[Karawang] Affirmative Action Policy : Perlakuan Khusus atau Belas Kasihan?
He-Man
karawang@polarhome.com
Tue Aug 20 01:48:01 2002
Affirmative Action Policy
Perlakuan Khusus atau Belas Kasihan?
[06/05/02]
Baru-baru ini Presiden Megawati mengeluarkan statement yang menarik.

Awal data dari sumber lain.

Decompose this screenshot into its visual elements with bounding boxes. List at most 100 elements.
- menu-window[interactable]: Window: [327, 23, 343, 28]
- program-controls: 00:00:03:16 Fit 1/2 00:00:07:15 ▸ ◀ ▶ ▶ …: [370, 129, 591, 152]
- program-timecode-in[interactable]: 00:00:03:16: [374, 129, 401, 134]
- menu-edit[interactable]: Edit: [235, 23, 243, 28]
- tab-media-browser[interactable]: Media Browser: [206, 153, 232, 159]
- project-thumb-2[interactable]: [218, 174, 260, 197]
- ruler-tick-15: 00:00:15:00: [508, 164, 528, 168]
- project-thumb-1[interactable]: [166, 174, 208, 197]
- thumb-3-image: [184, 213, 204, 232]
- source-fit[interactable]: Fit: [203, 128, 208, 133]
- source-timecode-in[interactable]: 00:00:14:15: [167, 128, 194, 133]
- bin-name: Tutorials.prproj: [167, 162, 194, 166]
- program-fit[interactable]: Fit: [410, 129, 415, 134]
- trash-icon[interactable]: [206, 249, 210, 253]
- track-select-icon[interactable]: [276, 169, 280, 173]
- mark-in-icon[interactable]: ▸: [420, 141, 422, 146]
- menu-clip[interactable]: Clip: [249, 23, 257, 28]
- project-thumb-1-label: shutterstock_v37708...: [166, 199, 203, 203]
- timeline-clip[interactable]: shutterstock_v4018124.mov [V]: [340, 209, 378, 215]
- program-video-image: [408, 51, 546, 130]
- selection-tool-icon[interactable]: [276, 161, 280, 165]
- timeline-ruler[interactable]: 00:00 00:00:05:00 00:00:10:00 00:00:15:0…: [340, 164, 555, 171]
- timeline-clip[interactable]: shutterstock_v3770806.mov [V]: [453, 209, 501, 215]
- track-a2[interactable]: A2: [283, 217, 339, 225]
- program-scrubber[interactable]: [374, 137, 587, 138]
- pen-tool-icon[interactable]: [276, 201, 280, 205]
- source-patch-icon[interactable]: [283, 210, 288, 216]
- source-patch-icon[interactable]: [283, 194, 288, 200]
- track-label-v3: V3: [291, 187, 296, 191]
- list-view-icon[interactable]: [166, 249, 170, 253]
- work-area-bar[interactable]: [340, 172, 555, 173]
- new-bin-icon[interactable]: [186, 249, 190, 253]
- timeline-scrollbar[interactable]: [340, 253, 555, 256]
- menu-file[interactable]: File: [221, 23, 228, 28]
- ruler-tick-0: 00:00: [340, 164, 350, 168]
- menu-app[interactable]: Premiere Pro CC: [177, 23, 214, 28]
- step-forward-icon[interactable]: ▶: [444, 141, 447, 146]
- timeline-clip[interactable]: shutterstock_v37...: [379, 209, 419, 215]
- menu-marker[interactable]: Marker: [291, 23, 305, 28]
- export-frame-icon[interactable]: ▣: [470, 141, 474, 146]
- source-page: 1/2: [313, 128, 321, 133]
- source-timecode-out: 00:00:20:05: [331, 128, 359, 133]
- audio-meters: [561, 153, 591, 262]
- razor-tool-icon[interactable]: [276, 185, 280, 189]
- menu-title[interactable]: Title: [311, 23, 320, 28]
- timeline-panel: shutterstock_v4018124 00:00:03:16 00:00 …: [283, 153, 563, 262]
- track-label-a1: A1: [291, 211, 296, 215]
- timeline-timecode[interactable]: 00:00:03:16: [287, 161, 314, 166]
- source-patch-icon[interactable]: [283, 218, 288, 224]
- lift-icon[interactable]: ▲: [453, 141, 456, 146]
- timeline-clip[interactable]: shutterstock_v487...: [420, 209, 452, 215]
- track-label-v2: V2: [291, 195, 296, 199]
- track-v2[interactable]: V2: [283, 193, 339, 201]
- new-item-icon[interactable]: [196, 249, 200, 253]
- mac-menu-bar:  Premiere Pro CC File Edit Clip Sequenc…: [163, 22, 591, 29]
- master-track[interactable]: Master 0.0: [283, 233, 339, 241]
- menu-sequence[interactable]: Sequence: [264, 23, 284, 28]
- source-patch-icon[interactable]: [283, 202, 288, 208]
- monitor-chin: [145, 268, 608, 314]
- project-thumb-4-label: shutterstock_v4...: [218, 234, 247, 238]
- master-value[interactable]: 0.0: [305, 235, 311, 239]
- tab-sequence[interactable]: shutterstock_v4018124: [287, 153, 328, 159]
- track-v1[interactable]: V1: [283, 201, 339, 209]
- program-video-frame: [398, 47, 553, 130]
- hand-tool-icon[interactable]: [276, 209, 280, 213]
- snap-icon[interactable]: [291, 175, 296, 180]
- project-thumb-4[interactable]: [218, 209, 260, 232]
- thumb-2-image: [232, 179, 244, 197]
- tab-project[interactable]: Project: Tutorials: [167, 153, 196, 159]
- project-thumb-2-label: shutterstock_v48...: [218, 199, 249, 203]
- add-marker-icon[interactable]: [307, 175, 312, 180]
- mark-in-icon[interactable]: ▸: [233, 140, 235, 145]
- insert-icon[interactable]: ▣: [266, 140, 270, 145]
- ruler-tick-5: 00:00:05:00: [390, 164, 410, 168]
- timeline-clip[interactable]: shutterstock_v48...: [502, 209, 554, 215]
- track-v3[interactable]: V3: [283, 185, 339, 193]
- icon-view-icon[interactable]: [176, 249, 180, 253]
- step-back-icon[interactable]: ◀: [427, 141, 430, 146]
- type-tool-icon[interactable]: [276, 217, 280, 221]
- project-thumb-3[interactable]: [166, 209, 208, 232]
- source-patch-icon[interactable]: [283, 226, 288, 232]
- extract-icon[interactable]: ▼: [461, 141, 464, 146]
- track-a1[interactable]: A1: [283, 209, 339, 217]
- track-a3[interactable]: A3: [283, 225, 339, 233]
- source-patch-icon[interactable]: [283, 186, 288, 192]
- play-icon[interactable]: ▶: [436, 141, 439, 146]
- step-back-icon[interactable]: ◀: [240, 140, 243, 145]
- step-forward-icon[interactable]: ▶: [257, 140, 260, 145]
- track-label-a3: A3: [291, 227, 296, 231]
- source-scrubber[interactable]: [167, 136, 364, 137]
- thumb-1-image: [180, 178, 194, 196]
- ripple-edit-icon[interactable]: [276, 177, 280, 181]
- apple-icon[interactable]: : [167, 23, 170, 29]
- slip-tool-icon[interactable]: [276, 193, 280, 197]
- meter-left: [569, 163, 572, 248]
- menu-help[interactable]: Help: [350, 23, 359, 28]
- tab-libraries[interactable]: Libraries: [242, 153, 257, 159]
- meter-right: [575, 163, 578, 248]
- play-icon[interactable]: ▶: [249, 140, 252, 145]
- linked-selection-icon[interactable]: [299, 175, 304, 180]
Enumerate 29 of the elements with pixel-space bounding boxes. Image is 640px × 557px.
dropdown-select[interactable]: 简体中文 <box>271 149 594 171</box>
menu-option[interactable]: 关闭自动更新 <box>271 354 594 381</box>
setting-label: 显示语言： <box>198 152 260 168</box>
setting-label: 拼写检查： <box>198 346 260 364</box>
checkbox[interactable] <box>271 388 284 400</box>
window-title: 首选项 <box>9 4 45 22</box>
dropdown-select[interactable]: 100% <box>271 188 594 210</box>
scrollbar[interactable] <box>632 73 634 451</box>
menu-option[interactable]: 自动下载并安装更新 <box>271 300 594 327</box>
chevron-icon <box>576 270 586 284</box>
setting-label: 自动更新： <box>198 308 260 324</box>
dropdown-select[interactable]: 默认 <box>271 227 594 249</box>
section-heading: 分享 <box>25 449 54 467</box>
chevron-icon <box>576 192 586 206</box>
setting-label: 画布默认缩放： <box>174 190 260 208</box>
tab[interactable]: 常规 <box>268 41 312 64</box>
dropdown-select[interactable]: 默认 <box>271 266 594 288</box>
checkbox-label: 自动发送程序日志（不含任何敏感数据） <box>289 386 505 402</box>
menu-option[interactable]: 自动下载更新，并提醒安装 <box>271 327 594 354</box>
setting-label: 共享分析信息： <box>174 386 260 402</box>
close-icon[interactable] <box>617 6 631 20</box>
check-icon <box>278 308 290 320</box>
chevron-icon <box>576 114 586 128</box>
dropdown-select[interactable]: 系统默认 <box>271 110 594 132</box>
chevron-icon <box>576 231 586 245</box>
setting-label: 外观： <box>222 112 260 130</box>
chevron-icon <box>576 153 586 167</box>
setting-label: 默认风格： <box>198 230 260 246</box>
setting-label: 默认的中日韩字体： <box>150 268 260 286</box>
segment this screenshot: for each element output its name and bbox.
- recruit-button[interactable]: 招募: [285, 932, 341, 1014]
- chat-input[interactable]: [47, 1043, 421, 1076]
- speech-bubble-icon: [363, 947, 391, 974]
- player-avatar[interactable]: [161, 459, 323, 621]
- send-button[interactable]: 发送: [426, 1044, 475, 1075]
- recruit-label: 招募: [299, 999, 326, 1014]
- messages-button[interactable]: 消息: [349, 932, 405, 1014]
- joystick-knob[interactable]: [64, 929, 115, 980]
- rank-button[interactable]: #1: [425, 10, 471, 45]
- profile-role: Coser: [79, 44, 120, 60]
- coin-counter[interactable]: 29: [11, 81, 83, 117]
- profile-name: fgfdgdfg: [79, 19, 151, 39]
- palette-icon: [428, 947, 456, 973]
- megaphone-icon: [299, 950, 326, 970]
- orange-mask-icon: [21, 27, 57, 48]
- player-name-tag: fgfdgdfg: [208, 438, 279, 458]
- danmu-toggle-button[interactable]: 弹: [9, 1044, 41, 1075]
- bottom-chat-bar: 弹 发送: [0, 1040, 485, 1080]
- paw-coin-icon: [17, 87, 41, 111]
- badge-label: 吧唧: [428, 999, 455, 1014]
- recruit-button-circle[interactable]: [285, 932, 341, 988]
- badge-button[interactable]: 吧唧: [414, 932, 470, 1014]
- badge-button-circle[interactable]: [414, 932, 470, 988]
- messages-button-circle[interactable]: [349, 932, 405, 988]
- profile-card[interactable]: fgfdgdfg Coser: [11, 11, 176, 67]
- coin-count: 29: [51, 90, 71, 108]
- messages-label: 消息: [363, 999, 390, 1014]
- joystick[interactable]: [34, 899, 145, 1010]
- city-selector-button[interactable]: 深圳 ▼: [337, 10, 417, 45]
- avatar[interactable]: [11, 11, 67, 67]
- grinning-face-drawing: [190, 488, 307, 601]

Bertepatan dengan peringatan Hari Kartini, Presiden meminta kepada
kaum perempuan untuk berhenti mengharapkan belas kasihan. Menurutnya,
saat ini kaum perempuan Indonesia mesti berusaha dan berjuang
meningkatkan harga dirinya sendiri. Presiden meminta perempuan
di tanah air mengindari perolehan dengan dasar permintaan pemberian
'kuota'.
Menariknya, Presiden juga meminta perempuan untuk terus menerus
meningkatkan kemampuannya agar tercipta kesetaraan. Artikel ini akan
mengekseminasi isu ketidaksetaraan perempuan dalam kerangka
kebijakan affirmative action. Apa yang semestinya dilakukan negara
untuk mencapai kesetaraan perempuan yang sejati?
Program affirmative action merupakan sebuah cara yang banyak
direkomendasikan untuk mencapai kesetaraan kaum perempuan.
Ketidaksetaraan perempuan terjadi di semua bidang akibat struktrur
patriarki di level publik dan privat. Dari sudut sejarah, istilah
affirmative
action diaplikasikan di level publik di mana negara dan institusi publik
mengeluarkan kebijakan yang memberikan peluang atau perlakuan
khusus kepada perempuan. Termasuk, kebijakan kuota di lembaga-
lembaga negara dan publik: parlemen, pemerintahan, institusi pendidikan
dan lapangan pekerjaan. Program ini dilakukan di banyak negara seiring
dengan gerakan perempuan yang bekerja di rana domestik dan internasional.
Istilah aksi afirmasi memiliki makna ideologis. Sama sekali bukanlah
politik 'belas kasihan'. Dalam literatur, term ini dipersamakan dengan
frase positive discrimination, favorable discrimination. Sementara dalam
hukum hak asasi internasional, term ini sering disebut dengan special
measures yang berkembang terutama pada periode pembahasan
draf Kovenan Internasional Hak-hak Ekonomi, Sosial dan Budaya
(IESCR). Sebagai catatan, Indonesia belum meratifikasi Kovenan
induk ini. Sebelumnya, term special measure telah dikenal
dalam Konvensi Organisasi Buruh Internasional (ILO, 1958).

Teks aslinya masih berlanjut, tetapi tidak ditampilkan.